700 Tahun Berkuasa, Ini Sebab Samurai Menghilang di Kekaisaran Jepang

By Sysilia Tanhati, Jumat, 26 Mei 2023 | 08:00 WIB
Selama 700 tahun, samurai berkuasa di Kekaisaran Jepang. Namun di abad ke-19 terjadi banyak perubahan dan pemberontakan. Sejak itu, kelas samurai pun menghilang di Jepang. (Felice Beato)

Nationalgeographic.co.id—Samurai adalah pejuang paling menakjubkan yang pernah dikenal dunia. Setia kepada tuannya dan menjaga kehormatan, mereka lebih memilih bunuh diri alih-alih harus menghadapi kekalahan.

Samurai sangat terlatih dan tangguh dalam pertempuran. Samurai ada di Kekaisaran Jepang sejak 1185 sampai 1868. Setelah itu, mereka pun perlahan menghilang.

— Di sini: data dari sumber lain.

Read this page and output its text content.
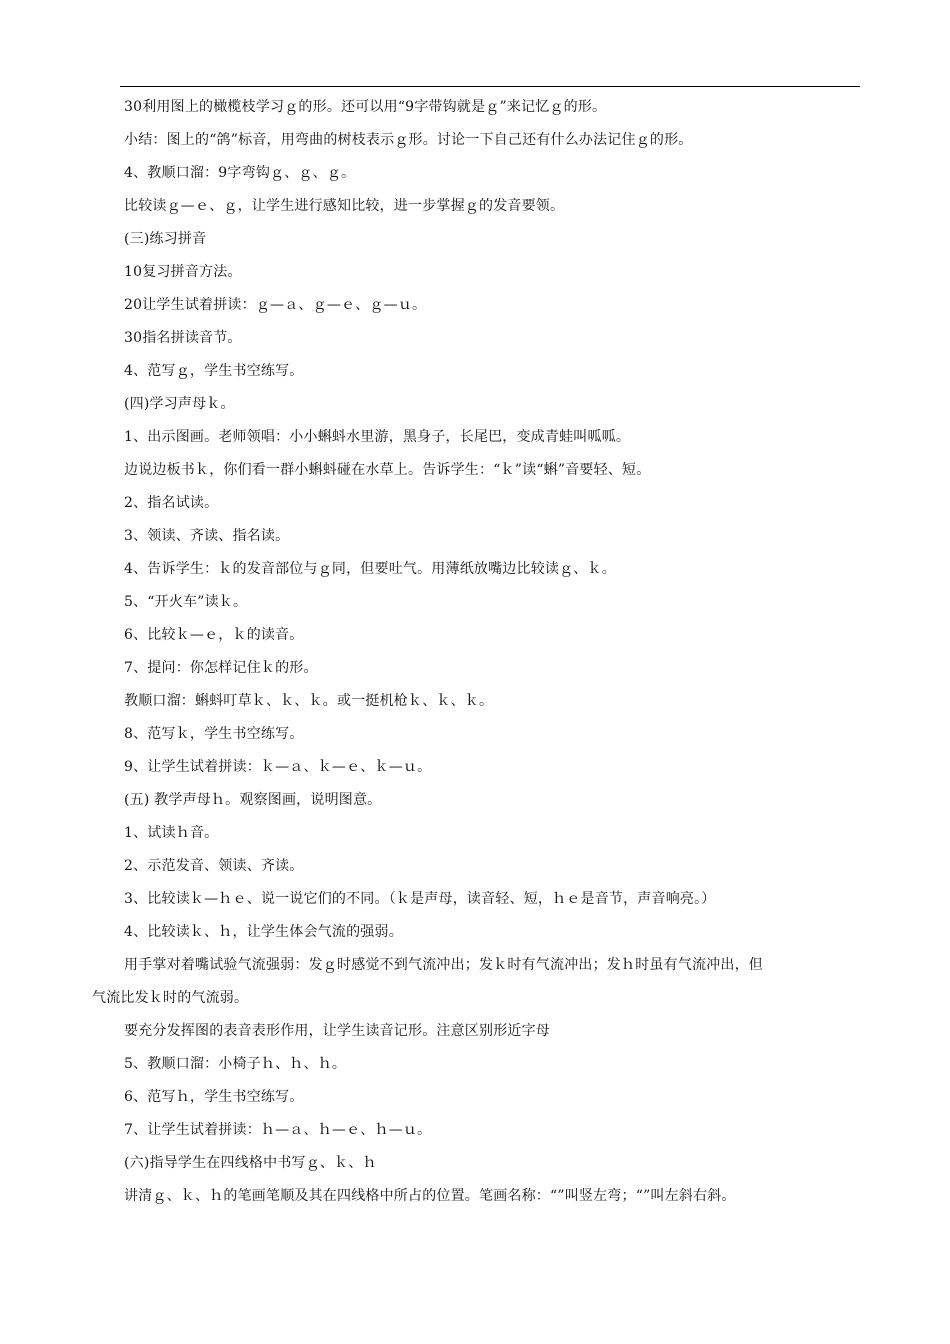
30利用图上的橄榄枝学习ｇ的形。还可以用“9字带钩就是ｇ”来记忆ｇ的形。
小结：图上的“鸽”标音，用弯曲的树枝表示ｇ形。讨论一下自己还有什么办法记住ｇ的形。
4、教顺口溜：9字弯钩ｇ、ｇ、ｇ。
比较读ｇ—ｅ、ｇ，让学生进行感知比较，进一步掌握ｇ的发音要领。
(三)练习拼音
10复习拼音方法。
20让学生试着拼读：ｇ—ａ、ｇ—ｅ、ｇ—ｕ。
30指名拼读音节。
4、范写ｇ，学生书空练写。
(四)学习声母ｋ。
1、出示图画。老师领唱：小小蝌蚪水里游，黑身子，长尾巴，变成青蛙叫呱呱。
边说边板书ｋ，你们看一群小蝌蚪碰在水草上。告诉学生：“ｋ”读“蝌”音要轻、短。
2、指名试读。
3、领读、齐读、指名读。
4、告诉学生：ｋ的发音部位与ｇ同，但要吐气。用薄纸放嘴边比较读ｇ、ｋ。
5、“开火车”读ｋ。
6、比较ｋ—ｅ，ｋ的读音。
7、提问：你怎样记住ｋ的形。
教顺口溜：蝌蚪叮草ｋ、ｋ、ｋ。或一挺机枪ｋ、ｋ、ｋ。
8、范写ｋ，学生书空练写。
9、让学生试着拼读：ｋ—ａ、ｋ—ｅ、ｋ—ｕ。
(五) 教学声母ｈ。观察图画，说明图意。
1、试读ｈ音。
2、示范发音、领读、齐读。
3、比较读ｋ—ｈｅ、说一说它们的不同。（ｋ是声母，读音轻、短，ｈｅ是音节，声音响亮。）
4、比较读ｋ、ｈ，让学生体会气流的强弱。
用手掌对着嘴试验气流强弱：发ｇ时感觉不到气流冲出；发ｋ时有气流冲出；发ｈ时虽有气流冲出，但
气流比发ｋ时的气流弱。
要充分发挥图的表音表形作用，让学生读音记形。注意区别形近字母
5、教顺口溜：小椅子ｈ、ｈ、ｈ。
6、范写ｈ，学生书空练写。
7、让学生试着拼读：ｈ—ａ、ｈ—ｅ、ｈ—ｕ。
(六)指导学生在四线格中书写ｇ、ｋ、ｈ
讲清ｇ、ｋ、ｈ的笔画笔顺及其在四线格中所占的位置。笔画名称：“”叫竖左弯；“”叫左斜右斜。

Pada akhir Zaman Edo (1603-1867), sebagian besar samurai menjadi kurang militeristik dan lebih birokratis. Tapi mereka masih merupakan kelas sosial yang kuat dan tangguh. Jadi kekuatan apa yang bisa mengalahkan para prajurit aristokrat yang berkuasa di Jepang selama 700 tahun ini?

Kemunduran dan kejatuhan samurai datang perlahan-lahan. Kejatuhannya juga sebagai hasil dari banyak gerakan kecil yang mengubah Jepang feodal menjadi kekaisaran yang lebih modern.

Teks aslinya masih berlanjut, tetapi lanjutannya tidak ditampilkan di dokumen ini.